確定申告書は新しい年になってから配布されることが多いので、新年になってから税務署に行き、申告書を受け取りましょう。
郵送による確定申告
郵送による確定申告を行うためには、税務署に行って申告書を受け取って、自宅で必要事項を記入して完成させなければなりません。
または国税庁の公式サイトにある確定申告書作成コーナーを利用し、必要項目を入力しながら完成させることも可能です。
完成させた申告書を印刷して税務署に期限までに送付すれば、確定申告は終了です。
インターネットでの確定申告の方法
国税庁の確定申告書作成コーナーを使用して作成した申告書は、電子的に提出する(e-Tax)ことも可能です。
しかしe-Taxを利用するためには、マイナンバーカードなどの電子証明書を取得し、電子申告など開始届出書を税務署に事前に提出しなければなりません。
税務署や郵送による申告と比較すると、以下のようなメリットがあります。
- 24時間提出可能
- 還付金受け取りが3週間ほど早い
- 源泉徴収票の提出が省略可能
- 計算はサイト上で自動処理
- 書き間違えも問題なし
上記のようなメリットがあるので、e-Taxを利用して確定申告をしてみるのも良い方法です。

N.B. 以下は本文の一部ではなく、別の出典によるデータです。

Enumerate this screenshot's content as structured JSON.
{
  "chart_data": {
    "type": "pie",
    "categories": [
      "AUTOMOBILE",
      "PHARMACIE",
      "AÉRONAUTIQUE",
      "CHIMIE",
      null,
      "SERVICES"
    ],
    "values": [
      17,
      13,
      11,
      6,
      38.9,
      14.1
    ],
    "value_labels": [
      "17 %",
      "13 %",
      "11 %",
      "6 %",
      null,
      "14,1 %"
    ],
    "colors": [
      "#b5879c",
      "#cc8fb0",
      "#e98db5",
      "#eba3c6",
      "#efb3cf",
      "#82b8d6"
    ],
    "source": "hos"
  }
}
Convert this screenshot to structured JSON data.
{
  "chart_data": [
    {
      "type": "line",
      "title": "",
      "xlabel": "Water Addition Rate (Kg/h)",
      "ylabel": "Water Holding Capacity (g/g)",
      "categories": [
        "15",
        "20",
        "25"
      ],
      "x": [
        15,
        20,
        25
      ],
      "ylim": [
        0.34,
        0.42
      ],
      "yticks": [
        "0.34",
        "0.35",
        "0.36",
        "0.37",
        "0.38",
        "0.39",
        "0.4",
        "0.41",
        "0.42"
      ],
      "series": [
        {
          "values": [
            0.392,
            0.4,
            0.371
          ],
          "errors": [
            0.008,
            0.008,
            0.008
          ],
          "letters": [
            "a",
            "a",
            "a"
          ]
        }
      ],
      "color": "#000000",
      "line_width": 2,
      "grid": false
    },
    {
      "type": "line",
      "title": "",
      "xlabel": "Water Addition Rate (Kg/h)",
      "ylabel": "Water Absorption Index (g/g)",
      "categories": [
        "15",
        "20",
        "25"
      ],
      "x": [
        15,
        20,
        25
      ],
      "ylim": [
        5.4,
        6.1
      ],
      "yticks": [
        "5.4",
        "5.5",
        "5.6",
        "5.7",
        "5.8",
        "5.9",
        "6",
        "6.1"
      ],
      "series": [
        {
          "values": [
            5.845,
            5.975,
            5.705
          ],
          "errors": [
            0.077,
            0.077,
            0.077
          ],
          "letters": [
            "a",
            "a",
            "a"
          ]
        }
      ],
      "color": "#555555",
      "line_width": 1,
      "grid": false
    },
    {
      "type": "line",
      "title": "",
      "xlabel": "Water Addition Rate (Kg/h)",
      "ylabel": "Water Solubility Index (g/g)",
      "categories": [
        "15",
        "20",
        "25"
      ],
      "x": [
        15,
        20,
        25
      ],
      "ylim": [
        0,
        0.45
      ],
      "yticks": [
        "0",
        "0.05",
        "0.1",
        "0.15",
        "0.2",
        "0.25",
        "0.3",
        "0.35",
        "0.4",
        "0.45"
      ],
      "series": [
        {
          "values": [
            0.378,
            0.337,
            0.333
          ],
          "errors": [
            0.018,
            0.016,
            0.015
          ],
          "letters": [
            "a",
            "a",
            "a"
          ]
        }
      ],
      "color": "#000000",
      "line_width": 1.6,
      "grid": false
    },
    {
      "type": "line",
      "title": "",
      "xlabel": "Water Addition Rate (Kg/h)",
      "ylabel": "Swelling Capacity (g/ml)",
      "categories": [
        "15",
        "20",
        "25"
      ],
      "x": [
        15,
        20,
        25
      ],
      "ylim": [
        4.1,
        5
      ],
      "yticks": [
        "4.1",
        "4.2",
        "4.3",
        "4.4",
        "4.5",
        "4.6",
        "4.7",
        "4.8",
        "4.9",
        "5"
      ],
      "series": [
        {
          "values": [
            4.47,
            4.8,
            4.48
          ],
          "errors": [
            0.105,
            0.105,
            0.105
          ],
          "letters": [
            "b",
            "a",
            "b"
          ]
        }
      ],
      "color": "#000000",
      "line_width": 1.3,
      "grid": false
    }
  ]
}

特に税金額の細かな計算を自動で行ってくれるのは、非常に助かります。
税理士に依頼
とにかく確定申告は不安という方であれば、税金のプロである税理士に依頼するのも良い方法です。
申告内容に不備があると後々面倒なことになりますが、税理士であれば問題ありません。
不動産売却時の確定申告は人生で何度もあることではないため、プロに依頼するのも良いでしょう。
しかしどこの税理士事務所でも良いというわけではなく、税理士によっても料金が異なるため、複数の税理士に見積もりを依頼するのが良い方法です。
インターネットの一括見積もりを利用すると、評判の良い税理士事務所に一度に見積もりを依頼できるため、とても便利です。
ここまでで不動産物件売却後の確定申告について紹介してきました。
不動産売却を行うと、大きな金額が入ってくるため、確定申告を行わなければならないと思う方も多いようです。
確定申告の必要性は、次の2つのポイントで決まります。
- 譲渡所得がプラスになった場合
- 納税の特例や控除を受けたい場合
上記の2つの状況に当てはまるなら、不動産売却を行った翌年に確定申告を行ってください。
不動産売却後の確定申告は少し複雑ですが、必要書類を揃えること、譲渡所得の計算が正しく行えれば、誰でもできます。
来年の確定申告を行う予定の方は、こちらで紹介した必要書類一覧を参考にして、書類を集めるところから準備を始めてみてください。
確定申告は誰でもできるとは言え、心配な方は税金のプロである税理士に依頼するのも決して悪い選択ではありません。
オンラインの税理士一括見積もりを利用すると、少しでも費用の安い、良い税理士さんを見つけられるかもしれません。